コソボ紛争

セルビア共和国に属するコソボ自治州の90%を占め、独立を要求するアルバニア人と、これを認めないセルビア共和国との対立。1998年3月初めに対立が表面化し、99年6月に和平が成立した。紛争の発端は、89年3月、セルビア議会が共和国憲法修正案を可決して、コソボ自治州の権限を共和国に集中したことに求められる。自治権を奪われたアルバニア人は、同年12月に文学史・美学の研究者イブラヒム・ルゴバを指導者としてコソボ民主同盟を結成し、自治権の復活を要求した。セルビア側は認めていないが、91年9月には住民投票が実施され、「コソボ共和国」の独立も正式に宣言された。92年秋には、「コソボ共和国」の議会選挙と大統領選挙が実施されて、民主同盟が第1党になり、ルゴバが大統領に選出された。

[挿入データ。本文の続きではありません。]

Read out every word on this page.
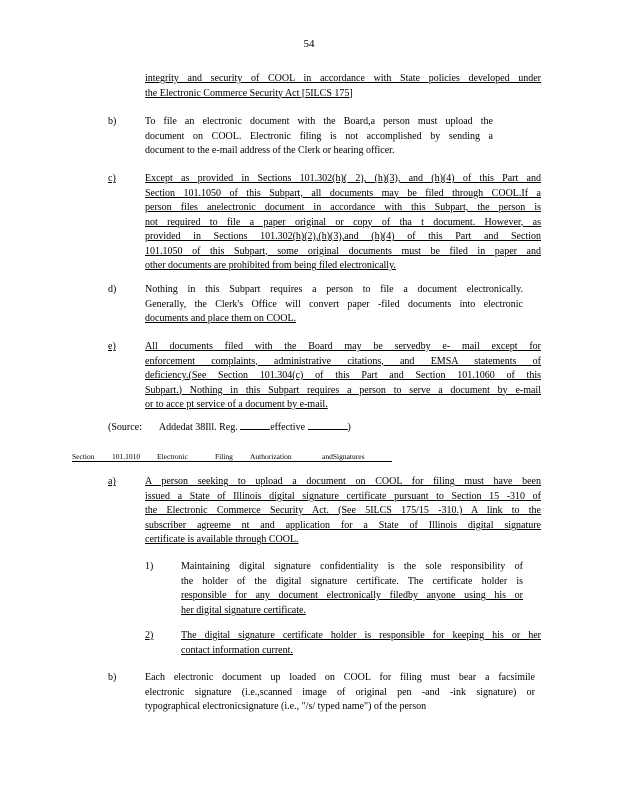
54
integrity and security of COOL in accordance with State policies developed under
the Electronic Commerce Security Act [5ILCS 175]
b)	To file an electronic document with the Board,a person must upload the
document on COOL. Electronic filing is not accomplished by sending a
document to the e-mail address of the Clerk or hearing officer.
c)	Except as provided in Sections 101.302(h)( 2), (h)(3), and (h)(4) of this Part and
Section 101.1050 of this Subpart, all documents may be filed through COOL.If a
person files anelectronic document in accordance with this Subpart, the person is
not required to file a paper original or copy of tha t document. However, as
provided in Sections 101.302(h)(2),(h)(3),and (h)(4) of this Part and Section
101.1050 of this Subpart, some original documents must be filed in paper and
other documents are prohibited from being filed electronically.
d)	Nothing in this Subpart requires a person to file a document electronically.
Generally, the Clerk's Office will convert paper -filed documents into electronic
documents and place them on COOL.
e)	All documents filed with the Board may be servedby e- mail except for
enforcement complaints, administrative citations, and EMSA statements of
deficiency.(See Section 101.304(c) of this Part and Section 101.1060 of this
Subpart.) Nothing in this Subpart requires a person to serve a document by e-mail
or to acce pt service of a document by e-mail.
(Source: Addedat 38Ill. Reg.	effective	)
Section 101.1010 Electronic	Filing Authorization	andSignatures
a)	A person seeking to upload a document on COOL for filing must have been
issued a State of Illinois digital signature certificate pursuant to Section 15 -310 of
the Electronic Commerce Security Act. (See 5ILCS 175/15 -310.) A link to the
subscriber agreeme nt and application for a State of Illinois digital signature
certificate is available through COOL.
1)	Maintaining digital signature confidentiality is the sole responsibility of
the holder of the digital signature certificate. The certificate holder is
responsible for any document electronically filedby anyone using his or
her digital signature certificate.
2)	The digital signature certificate holder is responsible for keeping his or her
contact information current.
b)	Each electronic document up loaded on COOL for filing must bear a facsimile
electronic signature (i.e.,scanned image of original pen -and -ink signature) or
typographical electronicsignature (i.e., "/s/ typed name") of the person
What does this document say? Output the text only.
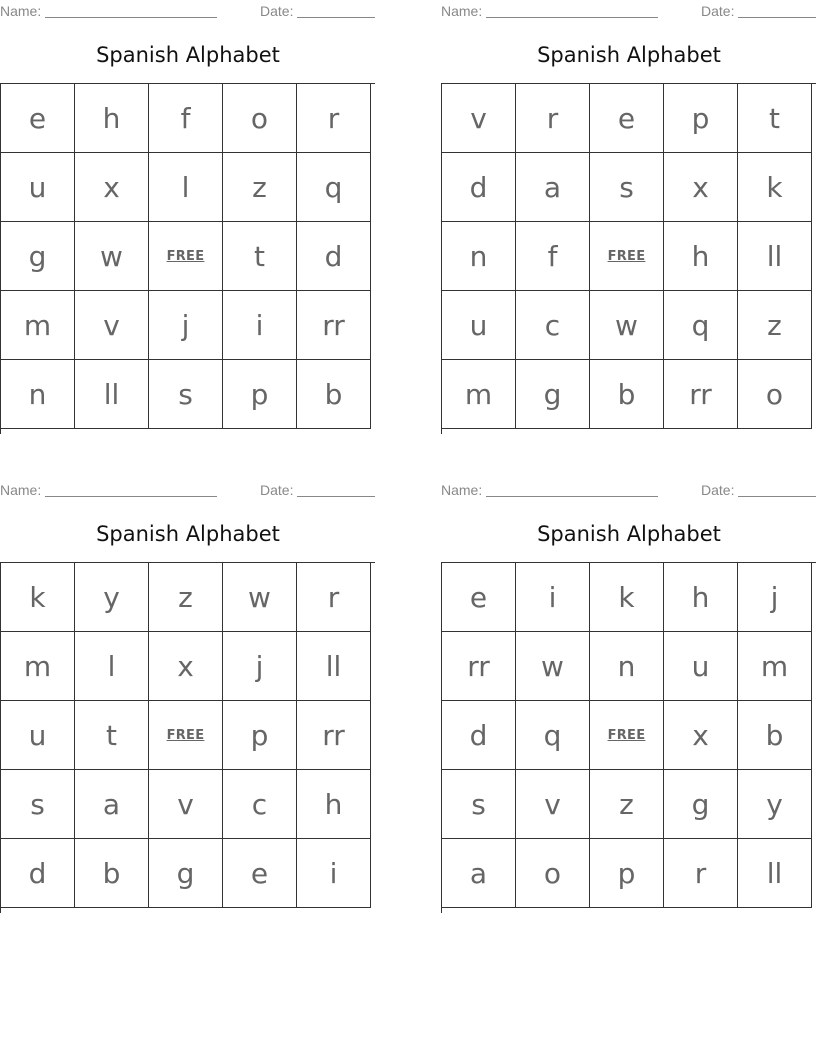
Name:	Date:
Spanish Alphabet
e	h	f	o	r
u	x	l	z	q
g	w	FREE	t	d
m	v	j	i	rr
n	ll	s	p	b
Name:	Date:
Spanish Alphabet
v	r	e	p	t
d	a	s	x	k
n	f	FREE	h	ll
u	c	w	q	z
m	g	b	rr	o
Name:	Date:
Spanish Alphabet
k	y	z	w	r
m	l	x	j	ll
u	t	FREE	p	rr
s	a	v	c	h
d	b	g	e	i
Name:	Date:
Spanish Alphabet
e	i	k	h	j
rr	w	n	u	m
d	q	FREE	x	b
s	v	z	g	y
a	o	p	r	ll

ルゴバはコソボの独立を最終目標としながらも、自治権の回復を掲げて、非暴力及びセルビア当局との交渉路線をとり、この路線がアルバニア人の間で大きな支持を得た。しかし、96年9月に、当時のセルビア大統領ミロシェビッチとルゴバとの間で結ばれた、初等・中等学校でのアルバニア語教育を認める「教育協定」の不履行を契機として、コソボの状況が変化する。特に、大学でのアルバニア語教育を求めるアルバニア人学生の不満が強かった。こうした青年層の不満が、武力によるコソボの独立を目指すコソボ解放軍(UCK)支持につながった。穏健路線をとってきたルゴバも、独立要求を前面に掲げだした。98年2月末から3月初めにかけて、ユーゴスラビア連邦のセルビア治安部隊が、コソボ自治州の首都プリシチナ西部地域を拠点とするコソボ解放軍に対して、大規模な掃討作戦を展開した。これ以後、両者の激しい戦闘は長期化し、99年3月、NATOによるユーゴ空爆が開始された。空爆は78日間も続き、85万人のアルバニア人難民が発生。一方、セルビアも人的・物的に多大な被害を受けた。同年6月のコソボ和平後、アルバニア人によるセルビア人やロマに対する報復攻撃が続き、20万人以上が難民となった。和平を履行するために、民生部門を担当する国連コソボ暫定行政支援団(UNMIK)が置かれ、軍事部門を担当するNATO主体の国際部隊(KFOR)が派遣された。06年1月にルゴバ大統領が死去、後任にファトミル・セイディウが選出された。